The first F-Zero quite literally defined futuristic racing. Mind blowing speed, timeless design and a still iconic soundtrack.
Your verdict
Category
Racing1 player3+
Description
Futuristic racing game using the Super Nintendo's Mode 7 graphics processor in a pioneering way. Published by Nintendo, released in Europe in 1990. Five vehicles with distinct characteristics, Mute City and Big Blue circuits, turbos and mines and increasing speed across master levels. Super Nintendo launch title and genre masterpiece.
F-Zero review
MAX
Art direction
★★★★★
"Iconic"
MAX
Music
★★★★★
"Legendary"
1/5
Story
★★★★★
"Anecdotal"
Futuristic circuits unfurled in Mode 7, a sense of dizzying speed and vivid colours: the game invented fast pseudo-3D racing on the console. The fluidity of the scrolling and the brilliance of the settings overflow with energy. This visual direction, pioneering and polished, laid the foundations of the futuristic racing game.
A technical showcase for the SNES, the music propels the high-speed races with supercharged rock-electro themes, from the famous "Mute City" to "Big Blue". Each circuit pulses with a galvanising energy perfectly in tune with the sense of speed. This pioneering sonic identity remains inseparable from the F-Zero legend.
Gameplay
"Excellent"
Fun
"From the very first seconds"
Hurling a machine at unprecedented speeds thanks to the console's background rotation, brushing the walls and holding razor-sharp lines: the sense of speed marked a whole generation. Mastery has to be earned, but every perfect lap delivers a pure rush. A snappy, demanding pioneer, it lays the foundations of a genre and stays exhilarating, pad in hand.
Addictiveness
"Obsessive"
Hurtling your machine at full tilt, grazing the walls and memorizing every corner delivers an instant rush you want to replay right away. Shaving your time, climbing the ranking or surviving the next circuit ramps up the tension race after race. There's not much content, but this quest for the perfect lap stays furiously addictive.
Difficulty
"Punishing"
The original entry and a Mode 7 showcase, it sends the player down tracks that scroll ever faster, without the slightest safety net. Managing the shield-energy, memorizing the tight turns and concentrating every instant separate victory from a crash. Demanding from the upper leagues on yet perfectly clear, it laid the foundations of a saga renowned for its driving rigor.

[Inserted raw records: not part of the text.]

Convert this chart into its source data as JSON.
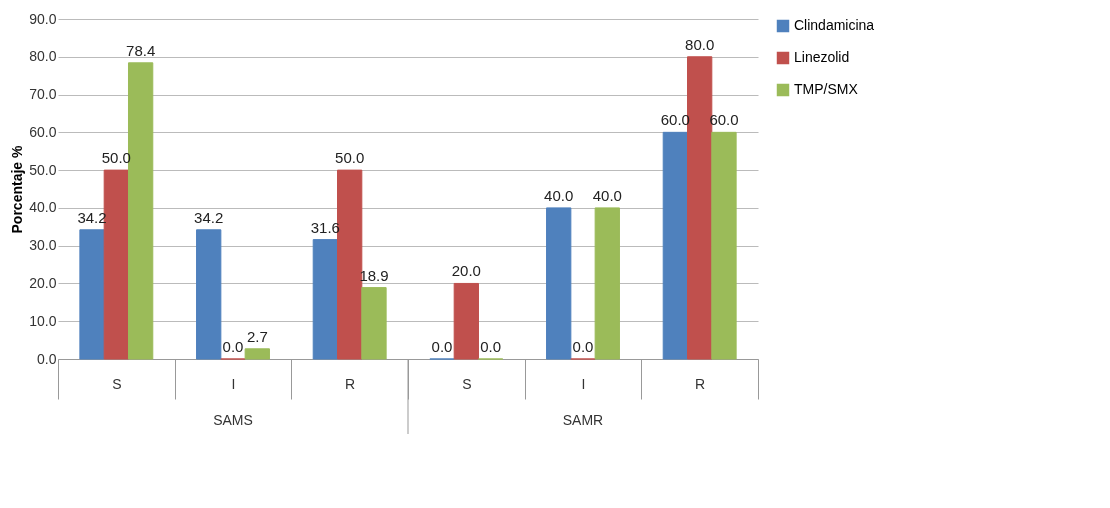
{
  "chart_data": {
    "type": "bar",
    "ylabel": "Porcentaje %",
    "categories": [
      "S",
      "I",
      "R",
      "S",
      "I",
      "R"
    ],
    "annotations": [
      "SAMS",
      "SAMR"
    ],
    "series": [
      {
        "name": "Clindamicina",
        "color": "#4f81bd",
        "values": [
          34.2,
          34.2,
          31.6,
          0.0,
          40.0,
          60.0
        ],
        "value_labels": [
          "34.2",
          "34.2",
          "31.6",
          "0.0",
          "40.0",
          "60.0"
        ]
      },
      {
        "name": "Linezolid",
        "color": "#c0504d",
        "values": [
          50.0,
          0.0,
          50.0,
          20.0,
          0.0,
          80.0
        ],
        "value_labels": [
          "50.0",
          "0.0",
          "50.0",
          "20.0",
          "0.0",
          "80.0"
        ]
      },
      {
        "name": "TMP/SMX",
        "color": "#9bbb59",
        "values": [
          78.4,
          2.7,
          18.9,
          0.0,
          40.0,
          60.0
        ],
        "value_labels": [
          "78.4",
          "2.7",
          "18.9",
          "0.0",
          "40.0",
          "60.0"
        ]
      }
    ],
    "ylim": [
      0,
      90
    ],
    "yticks": [
      {
        "value": 0,
        "label": "0.0"
      },
      {
        "value": 10,
        "label": "10.0"
      },
      {
        "value": 20,
        "label": "20.0"
      },
      {
        "value": 30,
        "label": "30.0"
      },
      {
        "value": 40,
        "label": "40.0"
      },
      {
        "value": 50,
        "label": "50.0"
      },
      {
        "value": 60,
        "label": "60.0"
      },
      {
        "value": 70,
        "label": "70.0"
      },
      {
        "value": 80,
        "label": "80.0"
      },
      {
        "value": 90,
        "label": "90.0"
      }
    ],
    "grid": "y",
    "legend": "right"
  }
}
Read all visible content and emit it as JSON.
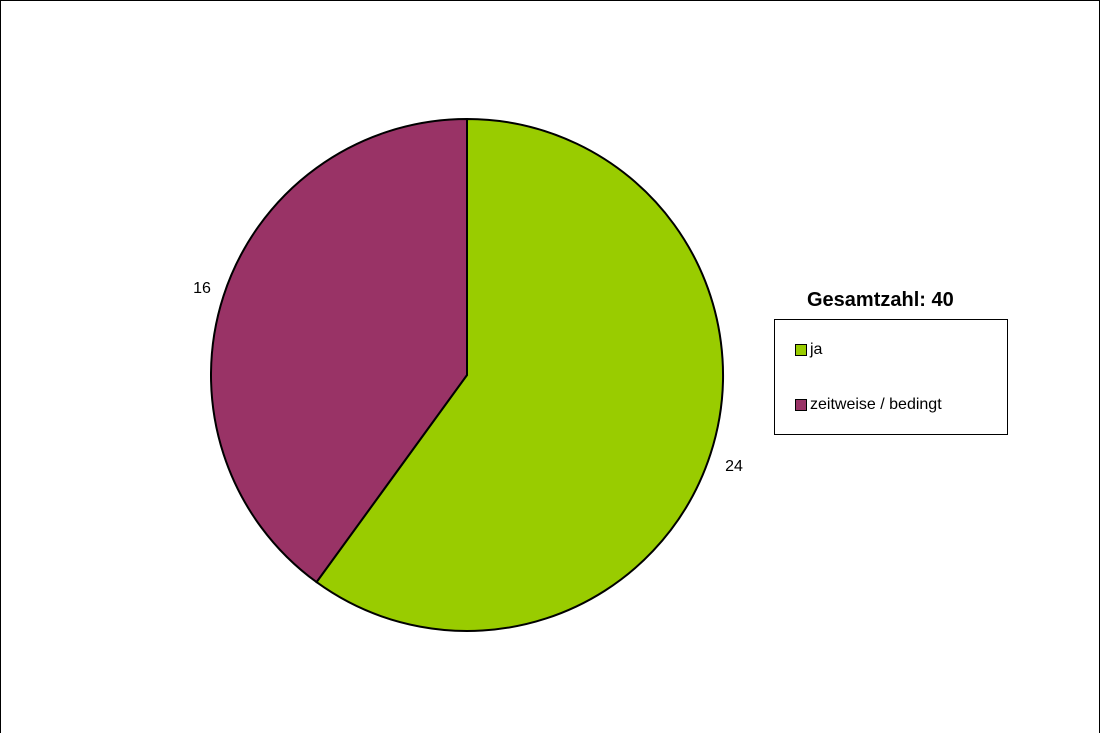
{
  "chart_data": {
    "type": "pie",
    "title": "",
    "legend_title": "Gesamtzahl: 40",
    "legend_position": "right",
    "slices": [
      {
        "label": "ja",
        "value": 24,
        "color": "#99CC00"
      },
      {
        "label": "zeitweise / bedingt",
        "value": 16,
        "color": "#993366"
      }
    ]
  }
}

The European PAL SNES edition of the Nintendo launch title, the first mass-market demonstration of Mode 7. The PAL cart is rarer than the US version, and PAL boxed CIB in the original cardboard box with multilingual manual is a classic of European Nintendo SNES PAL collections. The cote climbs steadily, sustained by physical scarcity and by the technical reference status that has never been dethroned on the collector side for the console.
Is F-Zero still worth playing in 2026?
The first F-Zero set the foundations of the futuristic racing genre as it still stands today. The Mode 7 pseudo 3D remains impressive, the sense of speed is immediate and the track layout demands precise corner reading. The lack of multiplayer has aged, but the time trial is a bottomless pit for record chasers. The soundtrack is one of the most unforgettable in Nintendo's catalogue. Recommended to anyone seeking a pure, sharp racing classic.